Dijo en su texto que lo hacía así, porque para retener la Presidencia “sería necesario seguir derramando sangre mexicana, abatiendo el crédito de la nación, derrochando sus riquezas, cegando sus fuentes y exponiendo su política a conflictos internacionales”.
Pero expresó a los diputados su esperanza de que “calmadas las pasiones que acompañan a toda revolución”, habría “un estudio más concienzudo y comprobado” –de su gestión, se intuye–, así como “un juicio correcto” de parte de la “conciencia nacional”, que le permitiera “morir llevando en el fondo de mi alma una justa correspondencia de la estimación que en toda mi vida he consagrado y consagraré a mis compatriotas”.
Seis días después emprendió junto con su familia el camino al destierro y murió en 1915 en París, donde aún permanecen sus restos porque el “juicio correcto” sobre su lugar en la Historia no ha llegado. Había nacido en Oaxaca en 1830, fue un héroe militar y gobernó a México desde noviembre de 1876 tras el triunfo del Plan de Tuxtepec que desconocía al presidente Sebastián Lerdo de Tejada, hasta aquel 25 de mayo de hace 110 años, salvo el cuatrienio 1880-1884 en que ocupó el cargo el general Manuel González.
Y, por último –los últimos siempre serán los primeros– la contribución del abogado Jorge Alberto Ravelo Reyes. Con el Diario Oficial de la Federación que informa que el viernes 21 de mayo es aniversario de la muerte de Mariano Escobedo.
EN 1902 Mariano Antonio Guadalupe Escobedo de la Peña nació el 16 de enero de 1826, en la villa de San Pablo de los Labradores (hoy municipio de Galeana), Nuevo León.
En su juventud se dedicó a la arriería, el comercio y la agricultura, hasta que en 1846 se alistó como soldado raso en la Guardia Nacional, para combatir a los invasores estadounidenses.
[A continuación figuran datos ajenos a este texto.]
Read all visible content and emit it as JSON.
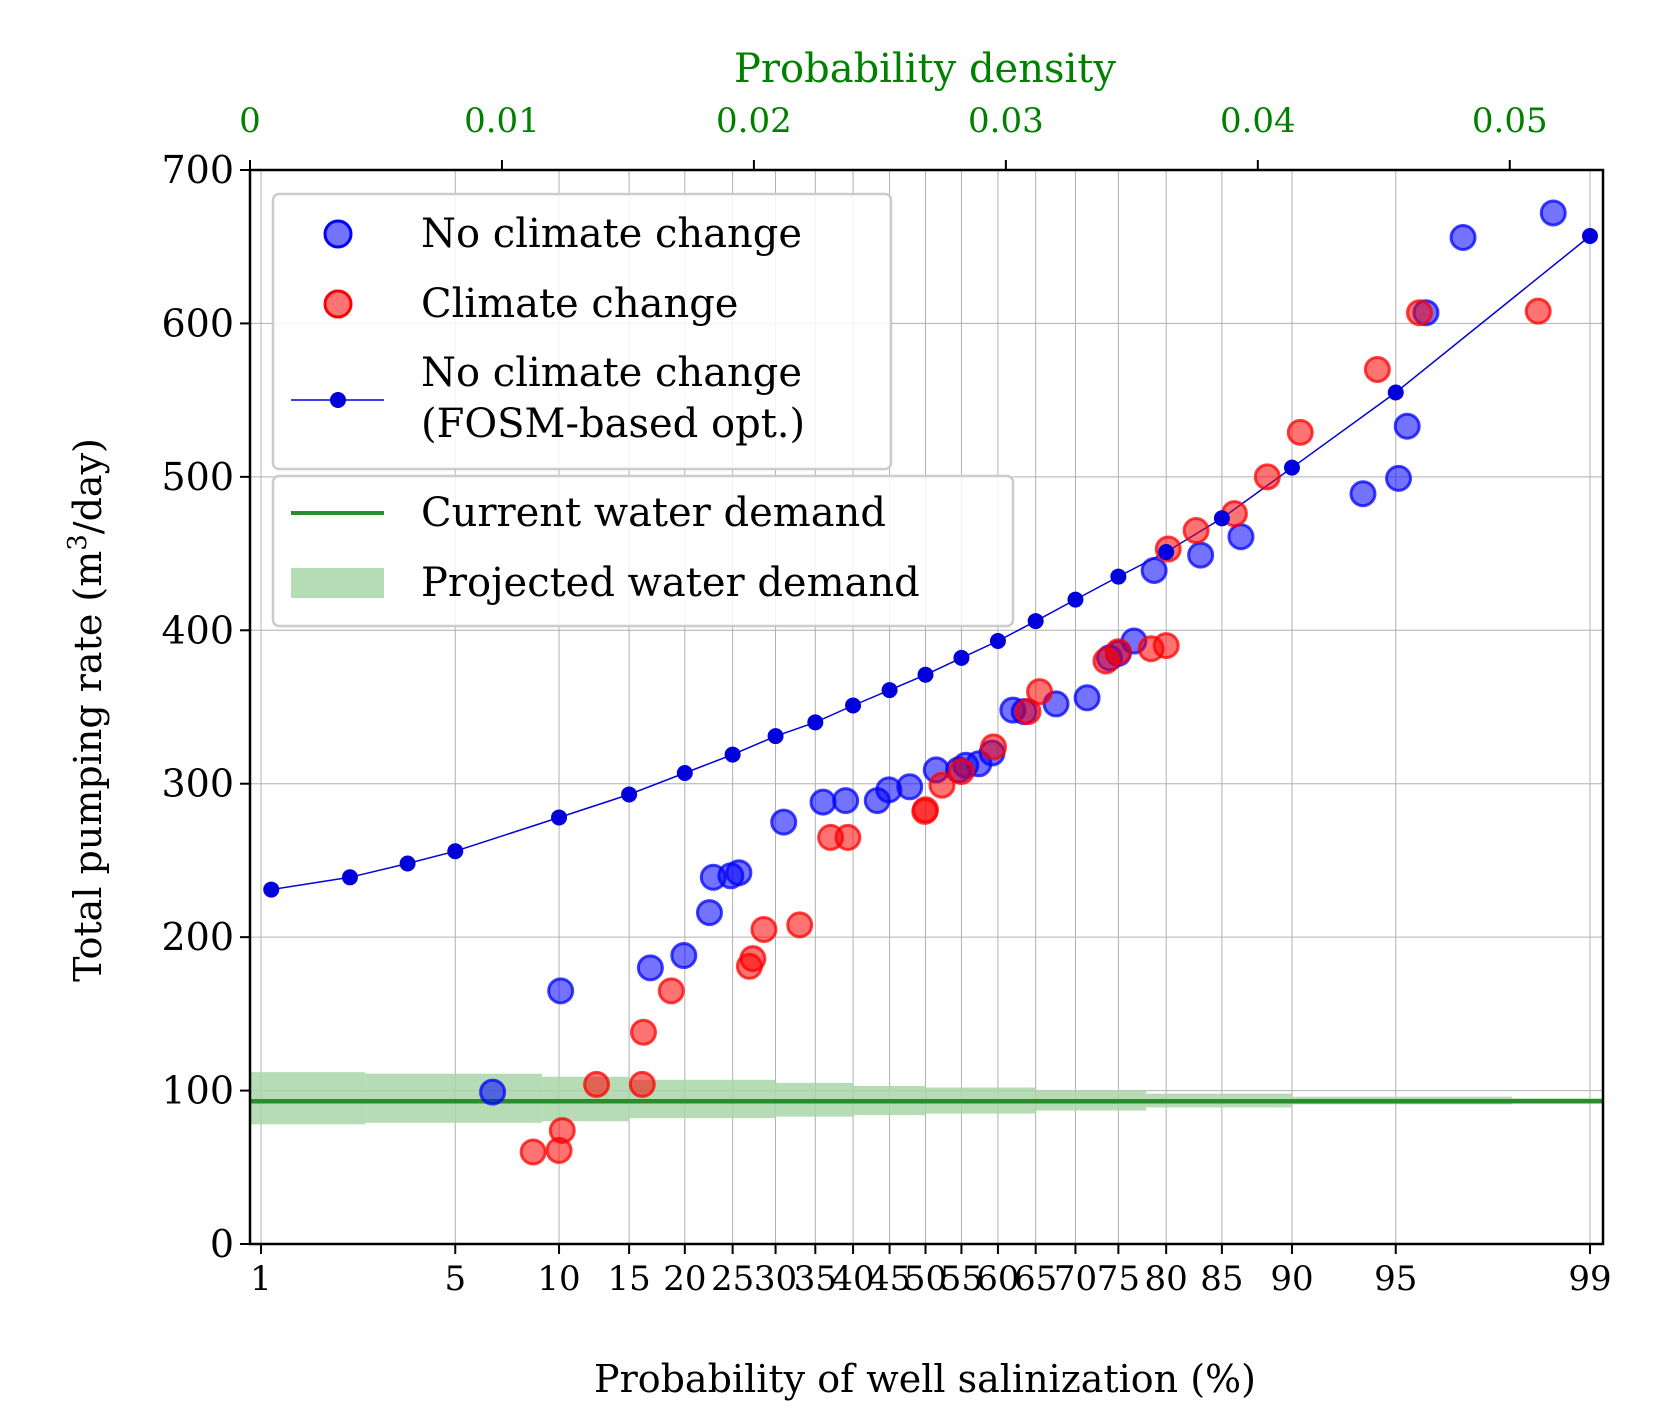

Participó en varias acciones de guerra, entre las que destacó la Batalla de la Angostura.
Al término de la guerra se retiró a la vida privada, pero al estallar la Revolución de Ayutla volvió a las filas del ejército, organizando en su población natal una compañía que comandaba con el grado de capitán y que incorporó a las fuerzas de Santiago Vidaurri.
Derrocado el dictador Antonio López de Santa Anna, Escobedo continuó en el servicio de las armas combatiendo a los indios bárbaros de la región neoleonesa.
Durante la Guerra de Reforma peleó en el bando liberal, distinguiéndose en varias acciones.
Ascendió al grado de coronel. Por su destacada participación en la batalla del 5 de mayo de 1862, fue ascendido a general de brigada.
Hacia 1865, Escobedo había ganado, por méritos propios, el reconocimiento como uno de los jefes militares más importantes del bando republicano, por lo que Benito Juárez lo nombró comandante en jefe del Ejército Republicano del Norte.
Durante el verano de 1866, las fuerzas de Escobedo controlaron los estados del noreste, obligando a los franceses a replegarse. Escobedo ocupó San Luis Potosí e informó al gobierno juarista que en Querétaro se habían concentrado Maximiliano y sus principales generales.
Sobre esta ciudad confluyeron los principales ejércitos republicanos.
Escobedo fue nombrado comandante supremo, obteniendo la victoria definitiva tras dos meses de sitio, el 15 de mayo de 1867.
Triunfante la República, Escobedo alternó entre la política y la milicia. Fue gobernador de Nuevo León y San Luis Potosí y diputado y presidente de la Suprema Corte Militar.
Con la gratitud a los tres por esta lección cívica.